Lockdown life has forced people to rethink their homes, as they have morphed into spaces where schooling, working, exercising, inventory-stockpiling and germ avoidance are new, high-stakes activities. If history is a guide, that will not change when the world returns to some semblance of normal, according to Mr Ian Bell, a researcher with Euromonitor International.
He noted that people will not fall back into a "psychology of abundance" once the crisis passed. That portends a major shift towards appliances, including adding more space for refrigeration and food storage.
"It won't be business as usual," he said. The phenomenon is global, with regional differences. In countries where people ate out a lot, like Singapore, there are now more pots and pans to clean, thus new interest in dishwashers.

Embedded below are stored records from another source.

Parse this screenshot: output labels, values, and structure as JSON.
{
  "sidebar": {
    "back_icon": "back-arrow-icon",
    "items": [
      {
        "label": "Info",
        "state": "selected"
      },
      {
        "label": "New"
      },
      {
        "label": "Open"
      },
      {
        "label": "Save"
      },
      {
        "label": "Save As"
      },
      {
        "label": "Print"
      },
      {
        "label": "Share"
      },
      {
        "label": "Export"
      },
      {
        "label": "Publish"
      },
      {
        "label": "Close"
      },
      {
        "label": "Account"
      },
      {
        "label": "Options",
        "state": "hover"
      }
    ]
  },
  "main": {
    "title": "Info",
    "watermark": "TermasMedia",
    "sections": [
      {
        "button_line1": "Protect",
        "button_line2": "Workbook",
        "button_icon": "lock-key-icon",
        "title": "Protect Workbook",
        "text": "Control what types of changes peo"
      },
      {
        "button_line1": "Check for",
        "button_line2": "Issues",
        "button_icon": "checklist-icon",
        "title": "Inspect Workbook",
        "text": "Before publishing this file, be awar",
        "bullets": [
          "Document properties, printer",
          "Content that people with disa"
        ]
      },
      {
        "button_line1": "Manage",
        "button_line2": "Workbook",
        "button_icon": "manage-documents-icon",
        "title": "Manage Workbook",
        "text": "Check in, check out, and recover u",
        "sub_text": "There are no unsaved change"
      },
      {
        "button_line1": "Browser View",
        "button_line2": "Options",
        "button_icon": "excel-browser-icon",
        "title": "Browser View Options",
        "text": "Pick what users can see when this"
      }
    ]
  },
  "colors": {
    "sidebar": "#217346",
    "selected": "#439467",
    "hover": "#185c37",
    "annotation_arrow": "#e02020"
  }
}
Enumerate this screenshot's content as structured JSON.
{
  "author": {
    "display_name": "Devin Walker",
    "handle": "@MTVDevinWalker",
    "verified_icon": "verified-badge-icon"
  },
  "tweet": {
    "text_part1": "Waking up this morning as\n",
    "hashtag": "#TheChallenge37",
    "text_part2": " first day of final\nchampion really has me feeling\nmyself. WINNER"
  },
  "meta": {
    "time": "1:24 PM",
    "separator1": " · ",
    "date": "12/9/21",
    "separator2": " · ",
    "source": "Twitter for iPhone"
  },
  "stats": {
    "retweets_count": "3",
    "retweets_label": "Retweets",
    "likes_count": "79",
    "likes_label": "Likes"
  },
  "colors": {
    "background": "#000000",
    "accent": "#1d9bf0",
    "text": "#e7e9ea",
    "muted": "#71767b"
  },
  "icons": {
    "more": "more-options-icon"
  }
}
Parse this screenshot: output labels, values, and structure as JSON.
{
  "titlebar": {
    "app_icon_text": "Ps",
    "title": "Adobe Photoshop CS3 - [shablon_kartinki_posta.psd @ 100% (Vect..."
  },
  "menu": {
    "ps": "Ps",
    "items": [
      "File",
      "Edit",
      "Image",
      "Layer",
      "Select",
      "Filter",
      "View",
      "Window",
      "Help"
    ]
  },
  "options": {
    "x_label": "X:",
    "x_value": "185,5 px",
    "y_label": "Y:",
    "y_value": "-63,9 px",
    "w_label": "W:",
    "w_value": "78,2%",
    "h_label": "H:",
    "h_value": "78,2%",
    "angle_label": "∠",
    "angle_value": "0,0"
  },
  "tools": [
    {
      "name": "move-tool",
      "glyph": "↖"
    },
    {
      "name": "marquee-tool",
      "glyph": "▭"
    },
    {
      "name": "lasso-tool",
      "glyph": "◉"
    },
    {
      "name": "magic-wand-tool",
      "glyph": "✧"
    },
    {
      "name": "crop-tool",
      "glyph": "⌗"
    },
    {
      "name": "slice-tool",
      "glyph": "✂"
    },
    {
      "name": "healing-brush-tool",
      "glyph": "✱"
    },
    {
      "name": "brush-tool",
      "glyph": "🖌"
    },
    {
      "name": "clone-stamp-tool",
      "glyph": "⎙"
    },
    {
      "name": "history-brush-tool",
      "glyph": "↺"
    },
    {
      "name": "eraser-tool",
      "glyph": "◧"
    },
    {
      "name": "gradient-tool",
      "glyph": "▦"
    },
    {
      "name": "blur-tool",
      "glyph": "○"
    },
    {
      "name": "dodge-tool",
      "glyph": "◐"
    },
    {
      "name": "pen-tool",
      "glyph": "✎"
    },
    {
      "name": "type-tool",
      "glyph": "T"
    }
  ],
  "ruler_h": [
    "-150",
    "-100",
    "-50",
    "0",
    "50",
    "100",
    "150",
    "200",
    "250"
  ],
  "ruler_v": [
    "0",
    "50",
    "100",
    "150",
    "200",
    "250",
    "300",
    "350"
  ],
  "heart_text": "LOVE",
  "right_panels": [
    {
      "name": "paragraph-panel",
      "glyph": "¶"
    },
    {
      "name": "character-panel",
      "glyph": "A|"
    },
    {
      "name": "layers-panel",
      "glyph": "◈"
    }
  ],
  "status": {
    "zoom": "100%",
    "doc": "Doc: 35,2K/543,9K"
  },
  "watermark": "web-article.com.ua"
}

In places where domestic help was common, such as Brazil, the practice has ended due to social distancing, leading to a boom in cleaning devices.
"People are using their appliances more than ever."
The appliance industry is poised to respond because wellness-certified designs and high-tech features, such as voice activation, were already in the innovation pipeline, said Seattle-based kitchen and bath designer Paula Kennedy. "It's amazing, some of the sci-fi things they come up with," she said.
Washing machines with sanitising cycles and Samsung's touchscreen refrigerators are primed to go mainstream more quickly with the added attention on home hygiene in the coronavirus era.
For consumers stockpiling food, a fridge or freezer will be able to alert them when items are about to expire or need to be reordered, Ms Kennedy said.
There are also bathroom exhaust fans equipped with germ-killing LED lights from Wisconsin-based Broan-NuTone.
Consumers can reduce the use of towels, which can spread germs, with hand dryers from UK-based Dyson, or full-body models from Spain's Valiryo Technologies. Even motion-triggered faucets, so hard to turn on in public restrooms, may find traction in the new multi-functional, post-pandemic home.
"If we listen to consumers, there's a whole lot of new need being created," said Mr Joe Derochowski, a home industry analyst at NPD. "This is when stress creates great innovation."
Even big-ticket items are selling amid surging unemployment.
In March, sales in the large-appliance category, which includes washers, ovens and fridges, rose almost 6 per cent from a year ago, according to the Association of Home Appliance Manufacturers (AHAM).
That bucked declines in January and February.
One reason for the gains is that due to social distancing, people are shunning appliance repairs - something they would normally do to save money in an economic downturn.
That has pushed more people to splurge on new dishwashers and refrigerators, according to Ms Jill Notini, a spokesman for the AHAM.
Deep freezers have done especially well, with sales up 45 per cent versus a year ago, according to AHAM data. Most models at the websites of Home Depot and Amazon.com were sold out at the time of writing this story.
The trend appears far from over. Fears over meat shortages spurred another surge in freezer storage, according to Ms Whitney Welch, a spokesman for GE Appliances.
The company, a unit of Qingdao-based Haier Group since 2017, continues to see higher demand. "People are using their appliances more than ever," she said. "They are spending more time with their families under one roof cooking, cleaning and storing food."
For Mr Camardella, the shop owner who sold about 40 deep freezers before running out, there is no relief in sight. He has tried to place orders through a buyer's cooperative only to have delivery dates pushed back.
But he said that has not stopped his customers from pulling out their wallets. "People have been buying refrigerator-freezer combos just to get the freezer."